Parkinson’s disease (PD) is a rapidly growing neurological disorder worldwide, with an estimated doubling of patients to 12 million by 2040. As a progressive condition, PD leads to severe impairments in the late stages, and novel treatments to slow or halt the underlying neurodegeneration are being developed. However, testing their efficacy is hindered by the lack of sensitive and reliable endpoints. Currently, the progression of PD is mainly evaluated by clinical experts who measure the symptom severity when patients visit the clinic, but this method is limited by intra- and inter-rater variability, as well as observer effects and common response fluctuations associated with symptomatic medication.
Our vision is that remote monitoring, combined with trustworthy AI, has the potential to transform clinical trials and care for people with Parkinson’s disease, by providing objective and frequent insights into how patients function in their home environment. The AI for Parkinson Lab will focus on two different systems for remote monitoring: wearable sensors and video recordings. Both systems can be used to capture hallmark motor (e.g., tremor, bradykinesia, and gait impairments) and non-motor symptoms (e.g., sleep, autonomic impairments) of PD. The challenge is to extract reliable information about these PD symptoms from the heterogeneous real-life raw sensor signals, which not only reflect PD-specific signs but also behavioral and environmental factors.

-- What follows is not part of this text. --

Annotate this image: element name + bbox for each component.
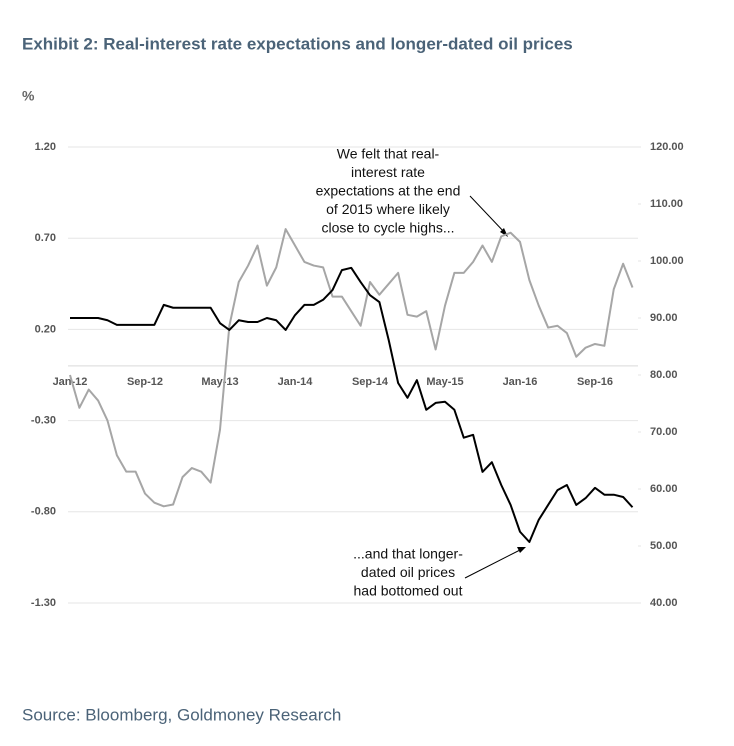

We now have access to multiple worldwide unique datasets which include wearable sensor data and video recordings of large groups of PD patients. An important example is the Personalized Parkinson Project (PPP), which originated from the existing collaboration between Verily Life Sciences and Radboudumc. PPP is a single-center cohort study including 550 early PD patients who are followed for up to 3 years. In addition to elaborate annual in-clinic assessments (including expert evaluation of symptoms, video recordings, fMRI, ECG, and collection of biosamples), patients are monitored in real-life using a multi-sensor smartwatch, which continuously collects raw sensor data from multiple sensor types during the full 3-year follow-up period.
The AI for Parkinson Lab aims to use this and other datasets to develop AI-based tools to process raw wearable sensor and video data into digital biomarkers to monitor Parkinson’s disease in real-life. We will investigate whether such biomarkers are indeed more reliable and sensitive to change compared to current clinical assessments and to optimally use a large amount of unlabeled data, we will investigate the value of promising developments in unsupervised and semi-supervised deep learning. To support the applicability of the developed tools, we will investigate the perspective of patients, clinicians, and other stakeholders (e.g. regulatory bodies, pharmaceutical industry) during all stages of the projects.